CFPB Crackdown: Unfair Practices Hurting Consumers

This includes Appraisal payments to appraisers by AMCs

by Josh Tucker, June 5, 2024

Comments must be received on or before August 2, 2024

Excerpts: As we all know many AMCs are not paying Customary & Reasonable fee as required by TILA. They have consistently pushed down the pay of Appraisers while making undisclosed profit off consumers and prioritizing cheapest and fastest over quality and competency. The CFPB has been in communication with individuals behind the scenes and are concerned with what has been shown enough to include AMCs in their data collection process.

Now is the time to send them everything we have. To drive legitimate change, we must encourage as many appraisers as possible to submit all relevant information to the contact details provided below.

CONSUMER FINANCIAL PROTECTION BUREAU

[Docket No. CFPB-2024-0021] NOTE: USE THIS LINK TO READ THE DOCUMENT AND THIS NAME TO USE THE COMMENTS PORTAL BELOW.

Request for Information Regarding Fees Imposed in Residential Mortgage Transactions AGENCY: Consumer Financial Protection Bureau.

ADDRESSES: You may submit comments identified by Docket No. CFPB-2024-0021, by any of the following methods:

Federal eRulemaking Portal: http://www.regulations.gov . Follow the instructions for submitting comments. NOTE: THE SEARCH WAS NOT WORKING ON JUNE 6. MAY WORK LATER. CAN USE EMAIL.

Email: 2024-RFI-ResidentialMortgageFees@CFPB.gov. Include Docket No. CFPB-2024-0021 in the subject line of the message.

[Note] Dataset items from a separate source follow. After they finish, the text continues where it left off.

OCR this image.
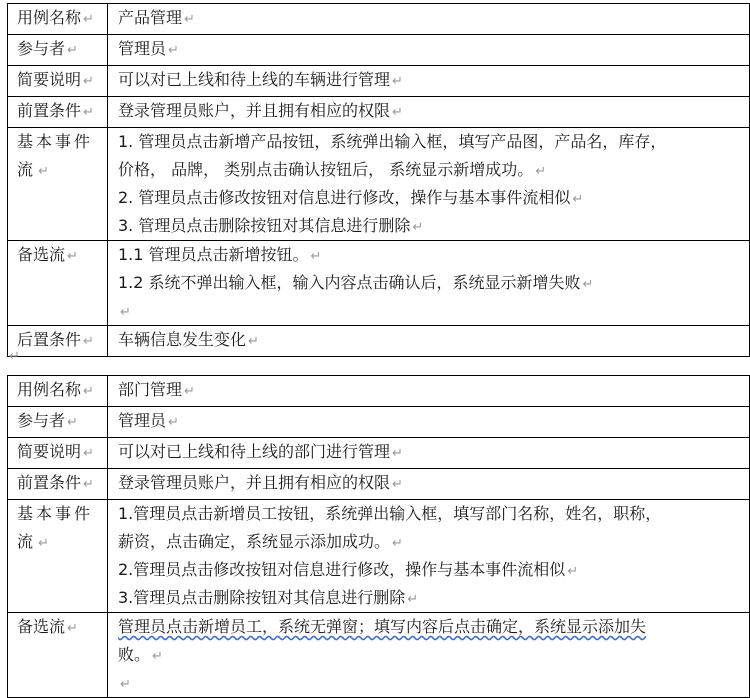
用例名称 ↵	产品管理 ↵

参与者 ↵	管理员 ↵

简要说明 ↵	可以对已上线和待上线的车辆进行管理 ↵

前置条件 ↵	登录管理员账户，并且拥有相应的权限 ↵

基本事件流 ↵	1. 管理员点击新增产品按钮，系统弹出输入框，填写产品图，产品名，库存，
价格， 品牌， 类别点击确认按钮后， 系统显示新增成功。 ↵
2. 管理员点击修改按钮对信息进行修改，操作与基本事件流相似 ↵
3. 管理员点击删除按钮对其信息进行删除 ↵

备选流 ↵	1.1 管理员点击新增按钮。 ↵
1.2 系统不弹出输入框，输入内容点击确认后，系统显示新增失败 ↵
↵

后置条件 ↵	车辆信息发生变化 ↵
↵
用例名称 ↵	部门管理 ↵

参与者 ↵	管理员 ↵

简要说明 ↵	可以对已上线和待上线的部门进行管理 ↵

前置条件 ↵	登录管理员账户，并且拥有相应的权限 ↵

基本事件流 ↵	1.管理员点击新增员工按钮，系统弹出输入框，填写部门名称，姓名，职称，
薪资，点击确定，系统显示添加成功。 ↵
2.管理员点击修改按钮对信息进行修改，操作与基本事件流相似 ↵
3.管理员点击删除按钮对其信息进行删除 ↵

备选流 ↵	管理员点击新增员工，系统无弹窗；填写内容后点击确定，系统显示添加失
败。 ↵
↵
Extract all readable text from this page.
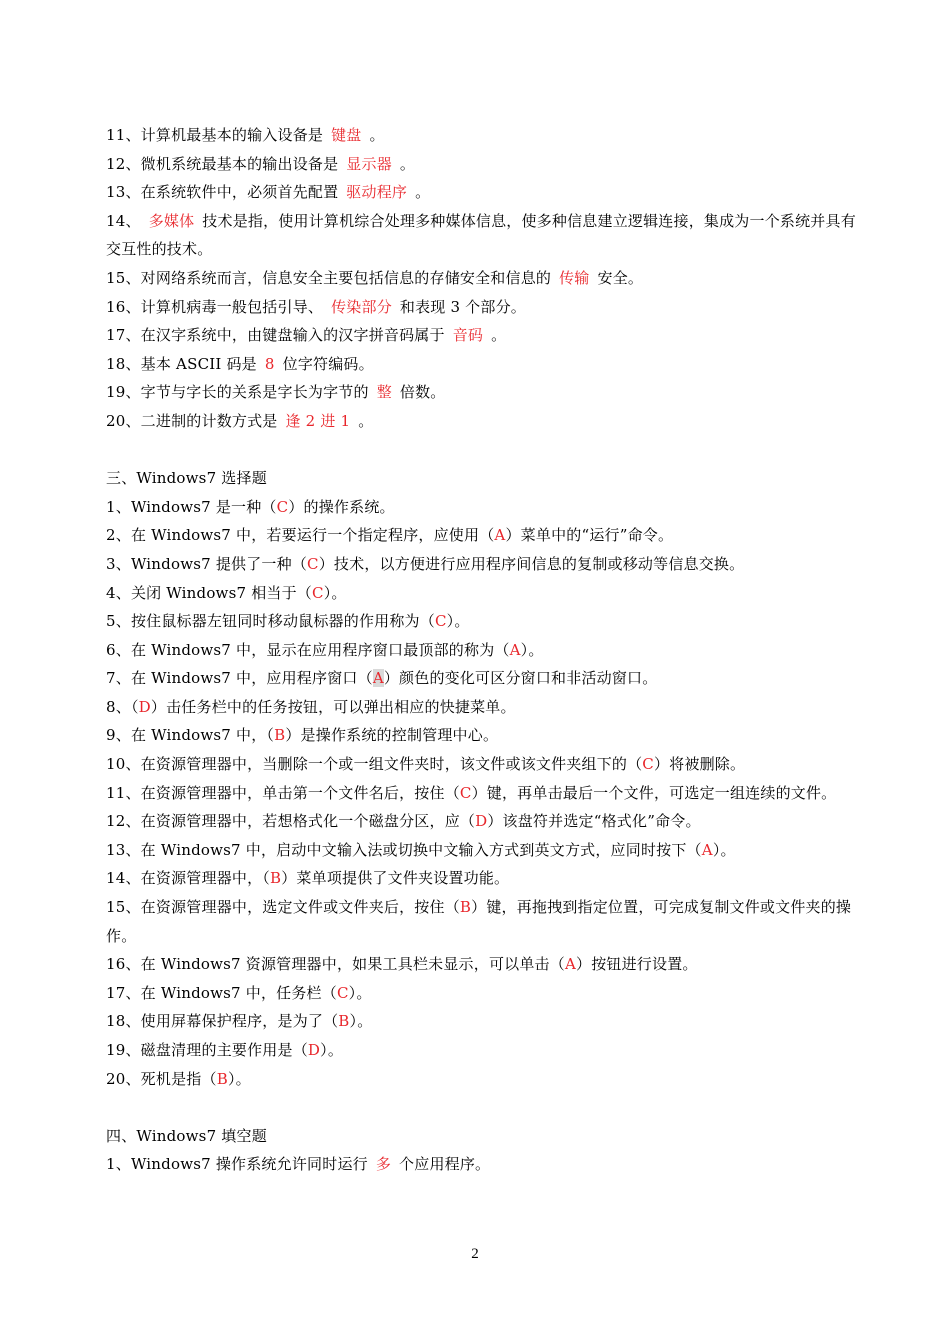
11、计算机最基本的输入设备是 键盘 。
12、微机系统最基本的输出设备是 显示器 。
13、在系统软件中，必须首先配置 驱动程序 。
14、 多媒体 技术是指，使用计算机综合处理多种媒体信息，使多种信息建立逻辑连接，集成为一个系统并具有交互性的技术。
15、对网络系统而言，信息安全主要包括信息的存储安全和信息的 传输 安全。
16、计算机病毒一般包括引导、 传染部分 和表现 3 个部分。
17、在汉字系统中，由键盘输入的汉字拼音码属于 音码 。
18、基本 ASCII 码是 8 位字符编码。
19、字节与字长的关系是字长为字节的 整 倍数。
20、二进制的计数方式是 逢 2 进 1 。
三、Windows7 选择题
1、Windows7 是一种（C）的操作系统。
2、在 Windows7 中，若要运行一个指定程序，应使用（A）菜单中的“运行”命令。
3、Windows7 提供了一种（C）技术，以方便进行应用程序间信息的复制或移动等信息交换。
4、关闭 Windows7 相当于（C）。
5、按住鼠标器左钮同时移动鼠标器的作用称为（C）。
6、在 Windows7 中，显示在应用程序窗口最顶部的称为（A）。
7、在 Windows7 中，应用程序窗口（A）颜色的变化可区分窗口和非活动窗口。
8、（D）击任务栏中的任务按钮，可以弹出相应的快捷菜单。
9、在 Windows7 中，（B）是操作系统的控制管理中心。
10、在资源管理器中，当删除一个或一组文件夹时，该文件或该文件夹组下的（C）将被删除。
11、在资源管理器中，单击第一个文件名后，按住（C）键，再单击最后一个文件，可选定一组连续的文件。
12、在资源管理器中，若想格式化一个磁盘分区，应（D）该盘符并选定“格式化”命令。
13、在 Windows7 中，启动中文输入法或切换中文输入方式到英文方式，应同时按下（A）。
14、在资源管理器中，（B）菜单项提供了文件夹设置功能。
15、在资源管理器中，选定文件或文件夹后，按住（B）键，再拖拽到指定位置，可完成复制文件或文件夹的操作。
16、在 Windows7 资源管理器中，如果工具栏未显示，可以单击（A）按钮进行设置。
17、在 Windows7 中，任务栏（C）。
18、使用屏幕保护程序，是为了（B）。
19、磁盘清理的主要作用是（D）。
20、死机是指（B）。
四、Windows7 填空题
1、Windows7 操作系统允许同时运行 多 个应用程序。
2
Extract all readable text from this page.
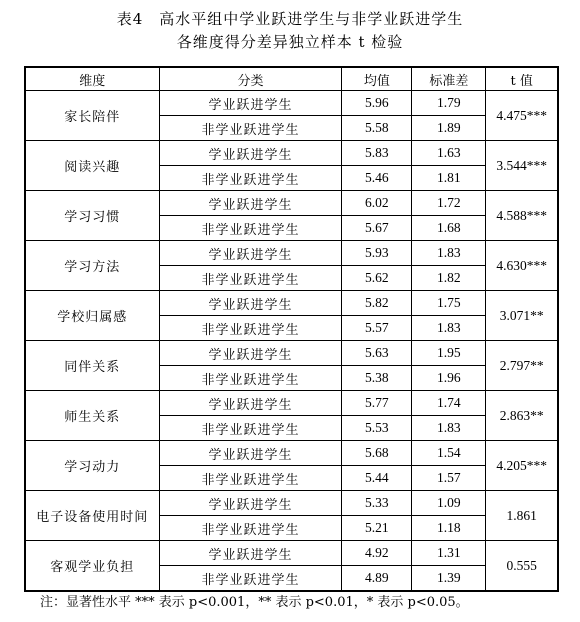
表4　高水平组中学业跃进学生与非学业跃进学生
各维度得分差异独立样本 t 检验
维度	分类	均值	标准差	t 值
家长陪伴	学业跃进学生	5.96	1.79	4.475***
	非学业跃进学生	5.58	1.89	
阅读兴趣	学业跃进学生	5.83	1.63	3.544***
	非学业跃进学生	5.46	1.81	
学习习惯	学业跃进学生	6.02	1.72	4.588***
	非学业跃进学生	5.67	1.68	
学习方法	学业跃进学生	5.93	1.83	4.630***
	非学业跃进学生	5.62	1.82	
学校归属感	学业跃进学生	5.82	1.75	3.071**
	非学业跃进学生	5.57	1.83	
同伴关系	学业跃进学生	5.63	1.95	2.797**
	非学业跃进学生	5.38	1.96	
师生关系	学业跃进学生	5.77	1.74	2.863**
	非学业跃进学生	5.53	1.83	
学习动力	学业跃进学生	5.68	1.54	4.205***
	非学业跃进学生	5.44	1.57	
电子设备使用时间	学业跃进学生	5.33	1.09	1.861
	非学业跃进学生	5.21	1.18	
客观学业负担	学业跃进学生	4.92	1.31	0.555
	非学业跃进学生	4.89	1.39	
注：显著性水平 *** 表示 p<0.001，** 表示 p<0.01，* 表示 p<0.05。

Mail / Hand Delivery / Courier: Comment Intake —Residential Mortgage Fees Assessment, Consumer Financial Protection Bureau, 1700 G Street NW, Washington, DC 20552.

To read more, Click Here

My comments: DO SOMETHING. YOUR VOICE MATTERS. Let CFPB know about the amount of AMC fees for appraisers, plus other problems. In my opinion, AMCs are ruining residential lender appraising. I have never worked for an AMC, but I’ve been appraising for almost 50 years and understand the problems.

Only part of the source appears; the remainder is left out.